Se maravilló todavía más cuando la eficiencia de su hermana salió a flote al declarar:
– Según mis cálculos tendrás tiempo todavía de llegar a Dover después de dejarme en el aeropuerto -y continuando en la misma línea antes de que Fabia la convenciera de que no iría a Checoslovaquia sin ella-. Te tardarás como cuatro horas en cruzar de modo que podrás dormir y descansar antes de… -se calló, pero parecía tratar con desesperación de no pensar en la gravedad de su adorado marido hablando de su trabajo-. Es increíble que tenga que perder la oportunidad de entrevistas a Gajdusek -suspiró temblorosa-. Era la entrevista de una vida.
Fabia había olvidado todo acerca de la cita de su hermana para el viernes a las once, pero sintió lástima por ella.
– Cuánto lo siento -le dijo con ternura, consciente de todo lo que significaba para Cara.

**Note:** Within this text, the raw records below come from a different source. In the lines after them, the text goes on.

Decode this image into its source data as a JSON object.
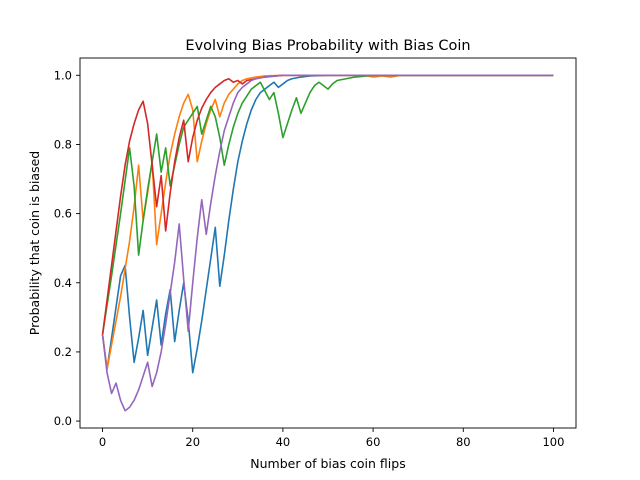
{
  "chart_data": {
    "type": "line",
    "title": "Evolving Bias Probability with Bias Coin",
    "xlabel": "Number of bias coin flips",
    "ylabel": "Probability that coin is biased",
    "xlim": [
      -5,
      105
    ],
    "ylim": [
      -0.02,
      1.05
    ],
    "xticks": [
      0,
      20,
      40,
      60,
      80,
      100
    ],
    "yticks": [
      0.0,
      0.2,
      0.4,
      0.6,
      0.8,
      1.0
    ],
    "xtick_labels": [
      "0",
      "20",
      "40",
      "60",
      "80",
      "100"
    ],
    "ytick_labels": [
      "0.0",
      "0.2",
      "0.4",
      "0.6",
      "0.8",
      "1.0"
    ],
    "grid": false,
    "legend": false,
    "series": [
      {
        "color": "#1f77b4",
        "points": [
          [
            0,
            0.25
          ],
          [
            1,
            0.15
          ],
          [
            2,
            0.24
          ],
          [
            3,
            0.33
          ],
          [
            4,
            0.42
          ],
          [
            5,
            0.45
          ],
          [
            6,
            0.3
          ],
          [
            7,
            0.17
          ],
          [
            8,
            0.24
          ],
          [
            9,
            0.32
          ],
          [
            10,
            0.19
          ],
          [
            11,
            0.27
          ],
          [
            12,
            0.35
          ],
          [
            13,
            0.22
          ],
          [
            14,
            0.31
          ],
          [
            15,
            0.38
          ],
          [
            16,
            0.23
          ],
          [
            17,
            0.32
          ],
          [
            18,
            0.4
          ],
          [
            19,
            0.29
          ],
          [
            20,
            0.14
          ],
          [
            21,
            0.21
          ],
          [
            22,
            0.29
          ],
          [
            23,
            0.38
          ],
          [
            24,
            0.47
          ],
          [
            25,
            0.56
          ],
          [
            26,
            0.39
          ],
          [
            27,
            0.48
          ],
          [
            28,
            0.58
          ],
          [
            29,
            0.67
          ],
          [
            30,
            0.75
          ],
          [
            31,
            0.81
          ],
          [
            32,
            0.86
          ],
          [
            33,
            0.9
          ],
          [
            34,
            0.93
          ],
          [
            35,
            0.95
          ],
          [
            36,
            0.96
          ],
          [
            37,
            0.97
          ],
          [
            38,
            0.98
          ],
          [
            39,
            0.965
          ],
          [
            40,
            0.975
          ],
          [
            41,
            0.985
          ],
          [
            42,
            0.99
          ],
          [
            44,
            0.995
          ],
          [
            46,
            0.998
          ],
          [
            50,
            1.0
          ],
          [
            100,
            1.0
          ]
        ]
      },
      {
        "color": "#ff7f0e",
        "points": [
          [
            0,
            0.25
          ],
          [
            1,
            0.15
          ],
          [
            2,
            0.22
          ],
          [
            3,
            0.29
          ],
          [
            4,
            0.36
          ],
          [
            5,
            0.44
          ],
          [
            6,
            0.52
          ],
          [
            7,
            0.62
          ],
          [
            8,
            0.74
          ],
          [
            9,
            0.58
          ],
          [
            10,
            0.66
          ],
          [
            11,
            0.75
          ],
          [
            12,
            0.51
          ],
          [
            13,
            0.6
          ],
          [
            14,
            0.69
          ],
          [
            15,
            0.77
          ],
          [
            16,
            0.83
          ],
          [
            17,
            0.88
          ],
          [
            18,
            0.92
          ],
          [
            19,
            0.945
          ],
          [
            20,
            0.9
          ],
          [
            21,
            0.75
          ],
          [
            22,
            0.81
          ],
          [
            23,
            0.86
          ],
          [
            24,
            0.9
          ],
          [
            25,
            0.93
          ],
          [
            26,
            0.88
          ],
          [
            27,
            0.92
          ],
          [
            28,
            0.945
          ],
          [
            29,
            0.96
          ],
          [
            30,
            0.975
          ],
          [
            31,
            0.985
          ],
          [
            32,
            0.99
          ],
          [
            34,
            0.995
          ],
          [
            36,
            0.998
          ],
          [
            40,
            1.0
          ],
          [
            58,
            1.0
          ],
          [
            60,
            0.995
          ],
          [
            62,
            0.998
          ],
          [
            64,
            0.995
          ],
          [
            66,
            1.0
          ],
          [
            100,
            1.0
          ]
        ]
      },
      {
        "color": "#2ca02c",
        "points": [
          [
            0,
            0.25
          ],
          [
            2,
            0.42
          ],
          [
            4,
            0.6
          ],
          [
            6,
            0.79
          ],
          [
            7,
            0.68
          ],
          [
            8,
            0.48
          ],
          [
            9,
            0.58
          ],
          [
            10,
            0.67
          ],
          [
            11,
            0.75
          ],
          [
            12,
            0.83
          ],
          [
            13,
            0.72
          ],
          [
            14,
            0.79
          ],
          [
            15,
            0.68
          ],
          [
            16,
            0.74
          ],
          [
            17,
            0.8
          ],
          [
            18,
            0.85
          ],
          [
            19,
            0.87
          ],
          [
            20,
            0.89
          ],
          [
            21,
            0.91
          ],
          [
            22,
            0.83
          ],
          [
            23,
            0.87
          ],
          [
            24,
            0.91
          ],
          [
            25,
            0.88
          ],
          [
            26,
            0.82
          ],
          [
            27,
            0.74
          ],
          [
            28,
            0.8
          ],
          [
            29,
            0.85
          ],
          [
            30,
            0.89
          ],
          [
            31,
            0.92
          ],
          [
            32,
            0.94
          ],
          [
            33,
            0.96
          ],
          [
            34,
            0.97
          ],
          [
            35,
            0.98
          ],
          [
            36,
            0.955
          ],
          [
            37,
            0.93
          ],
          [
            38,
            0.95
          ],
          [
            39,
            0.89
          ],
          [
            40,
            0.82
          ],
          [
            41,
            0.86
          ],
          [
            42,
            0.9
          ],
          [
            43,
            0.935
          ],
          [
            44,
            0.89
          ],
          [
            45,
            0.92
          ],
          [
            46,
            0.95
          ],
          [
            47,
            0.97
          ],
          [
            48,
            0.98
          ],
          [
            49,
            0.97
          ],
          [
            50,
            0.96
          ],
          [
            51,
            0.975
          ],
          [
            52,
            0.985
          ],
          [
            54,
            0.99
          ],
          [
            56,
            0.995
          ],
          [
            60,
            1.0
          ],
          [
            100,
            1.0
          ]
        ]
      },
      {
        "color": "#d62728",
        "points": [
          [
            0,
            0.25
          ],
          [
            1,
            0.35
          ],
          [
            2,
            0.45
          ],
          [
            3,
            0.55
          ],
          [
            4,
            0.65
          ],
          [
            5,
            0.74
          ],
          [
            6,
            0.81
          ],
          [
            7,
            0.86
          ],
          [
            8,
            0.9
          ],
          [
            9,
            0.925
          ],
          [
            10,
            0.86
          ],
          [
            11,
            0.74
          ],
          [
            12,
            0.62
          ],
          [
            13,
            0.71
          ],
          [
            14,
            0.55
          ],
          [
            15,
            0.66
          ],
          [
            16,
            0.75
          ],
          [
            17,
            0.82
          ],
          [
            18,
            0.87
          ],
          [
            19,
            0.75
          ],
          [
            20,
            0.82
          ],
          [
            21,
            0.87
          ],
          [
            22,
            0.905
          ],
          [
            23,
            0.93
          ],
          [
            24,
            0.95
          ],
          [
            25,
            0.965
          ],
          [
            26,
            0.975
          ],
          [
            27,
            0.985
          ],
          [
            28,
            0.99
          ],
          [
            29,
            0.98
          ],
          [
            30,
            0.985
          ],
          [
            31,
            0.975
          ],
          [
            32,
            0.985
          ],
          [
            34,
            0.99
          ],
          [
            36,
            0.995
          ],
          [
            40,
            1.0
          ],
          [
            100,
            1.0
          ]
        ]
      },
      {
        "color": "#9467bd",
        "points": [
          [
            0,
            0.25
          ],
          [
            1,
            0.14
          ],
          [
            2,
            0.08
          ],
          [
            3,
            0.11
          ],
          [
            4,
            0.06
          ],
          [
            5,
            0.03
          ],
          [
            6,
            0.04
          ],
          [
            7,
            0.06
          ],
          [
            8,
            0.09
          ],
          [
            9,
            0.13
          ],
          [
            10,
            0.17
          ],
          [
            11,
            0.1
          ],
          [
            12,
            0.14
          ],
          [
            13,
            0.2
          ],
          [
            14,
            0.28
          ],
          [
            15,
            0.37
          ],
          [
            16,
            0.46
          ],
          [
            17,
            0.57
          ],
          [
            18,
            0.41
          ],
          [
            19,
            0.26
          ],
          [
            20,
            0.4
          ],
          [
            21,
            0.53
          ],
          [
            22,
            0.64
          ],
          [
            23,
            0.54
          ],
          [
            24,
            0.63
          ],
          [
            25,
            0.71
          ],
          [
            26,
            0.78
          ],
          [
            27,
            0.84
          ],
          [
            28,
            0.88
          ],
          [
            29,
            0.92
          ],
          [
            30,
            0.95
          ],
          [
            31,
            0.965
          ],
          [
            32,
            0.975
          ],
          [
            33,
            0.985
          ],
          [
            34,
            0.99
          ],
          [
            36,
            0.995
          ],
          [
            40,
            1.0
          ],
          [
            100,
            1.0
          ]
        ]
      }
    ]
  }
}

Por lo tanto sólo pudo amar y admirar más a su hermana porque al tener que escoger entre la entrevista más importante de su carrera y volar para estar junto al lecho del enfermo había elegido, sin titubear, adonde estaba su esposo. Fabia sintió que las lágrimas la iban a traicionar, comprendió que estaba en peligro de mostrarse abrumada y eso no ayudaría en nada. De modo que, reprimiendo el llanto, trató de ofrecer alguna ayuda más práctica-. Quizás -sugirió tentativamente-, otra persona pueda hacer esa entrevista en tu lugar.